Hey all, I've been busy building some new props for my graveyard, I spent about $100 dollars on foam, skulls, motors, parts and paints. I have 6 new tombstones and 2 new animated deer motor props including a tombstone peeper and a one-armed grave grabber. 
Hope you enjoy!
*see the video here:* http://www.fulcrumsites.com/haunt/html/2010_props.html


----------



## PropBoy (Sep 4, 2008)

dude those are so cool and I am so far behind makes me sick

-pb


----------



## DeathTouch (Sep 6, 2005)

I wish I was that good!


----------



## Wildcat (Nov 3, 2007)

Very cool.
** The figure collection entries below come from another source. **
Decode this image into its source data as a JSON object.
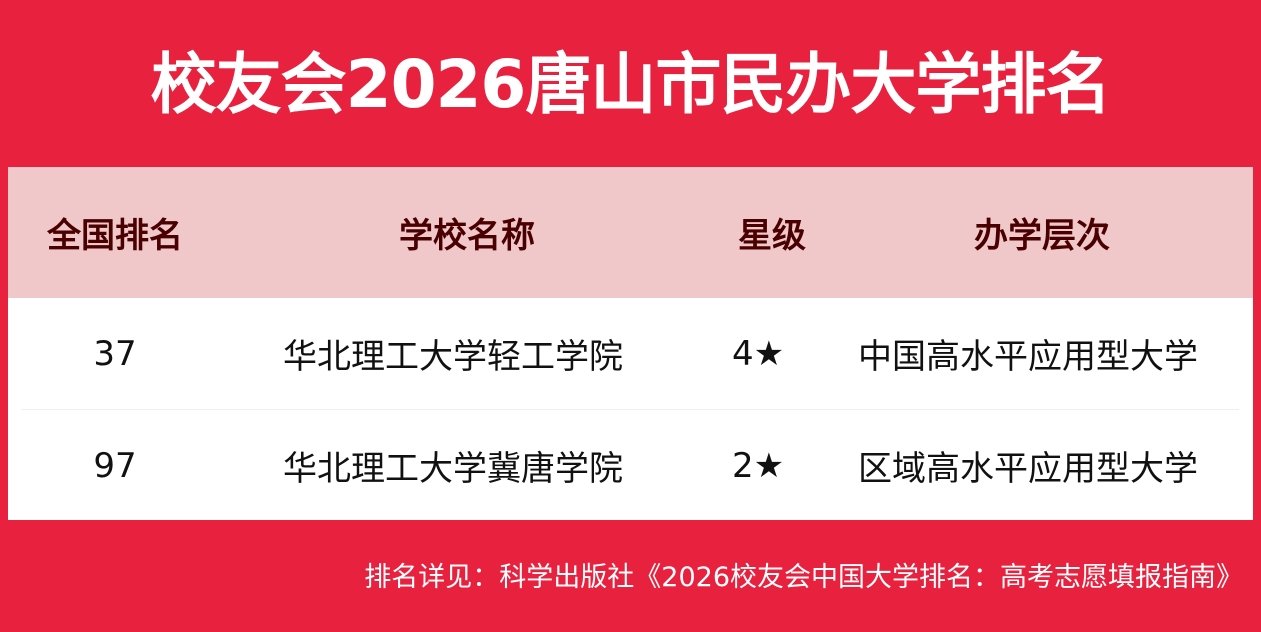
{
  "title": "校友会2026唐山市民办大学排名",
  "table": {
    "headers": [
      "全国排名",
      "学校名称",
      "星级",
      "办学层次"
    ],
    "rows": [
      {
        "rank": "37",
        "name": "华北理工大学轻工学院",
        "stars": "4★",
        "level": "中国高水平应用型大学"
      },
      {
        "rank": "97",
        "name": "华北理工大学冀唐学院",
        "stars": "2★",
        "level": "区域高水平应用型大学"
      }
    ]
  },
  "footer": "排名详见：科学出版社《2026校友会中国大学排名：高考志愿填报指南》",
  "colors": {
    "background": "#e8213e",
    "header_bg": "#f0c8ca",
    "header_text": "#4a0000"
  }
}
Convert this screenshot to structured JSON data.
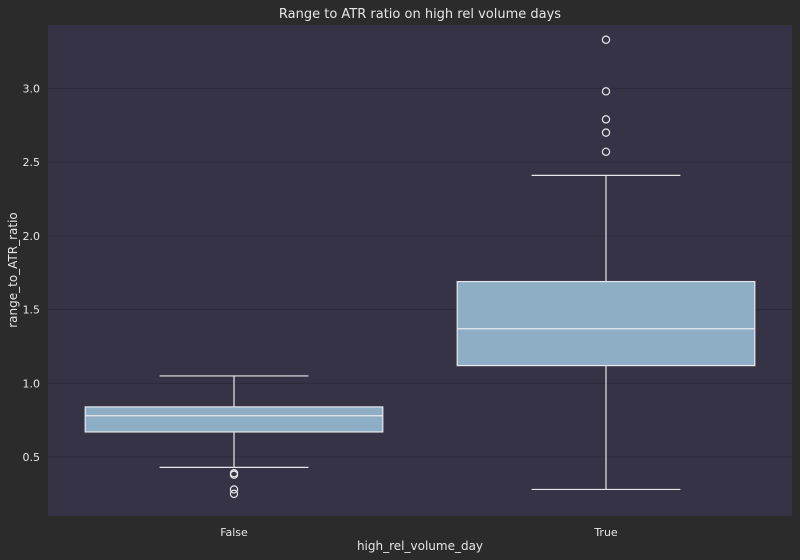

Some really nice additions.


----------



## steveshauntedyard (Nov 16, 2008)

I'd love to see how you did the grave grabber movement with the head motion


----------



## Spooky1 (Aug 25, 2008)

That's a great set of tombstones. The one with the ground breaker in front is my favorite. Any chance you can post a how-to for that one?


----------



## Pumpkin5 (Aug 8, 2010)

So COOL!!! I love the grave grabber. I want something like that this year in my graveyard. Great talent!


----------



## kevin242 (Sep 30, 2005)

Well thanks everyone, I should have known to do a how-to for the grabber, I will have one ready for you all hopefully in a few days. The big tombstone is just some white foam packing from a new sink I had delivered, (it was tomb stone shaped to begin with) and some other packing that a friend saved for me... Those deer motors are a wonder! Not only are they cheap, they reverse when the movement is impeded! Look for them as "buck motor".


----------



## Devils Chariot (May 23, 2007)

Very Nice! I like the peeper and I love the reaching corpse, very realistic movement!


----------



## Mr_Chicken (Nov 26, 2008)

wow! the head movement on the one-armed grave grabber is awesome!


----------



## hpropman (Jul 27, 2008)

very nice! great stones and attention to detail. Looking forward to the How to


----------



## HauntCast (Jul 25, 2008)

Fantastic stones. I'm looking forward to you 2010 haunt video.


----------



## kevin242 (Sep 30, 2005)

In case you haven't seen my other forum post, I made a how-to for the grave grabber, please see the full plan and parts list here: http://www.fulcrumsites.com/haunt/html/the_one-armed_grave_grabber.html


----------



## Bone To Pick (Oct 23, 2007)

Looking great! I really like your grave grabber - thanks for the how-to!


----------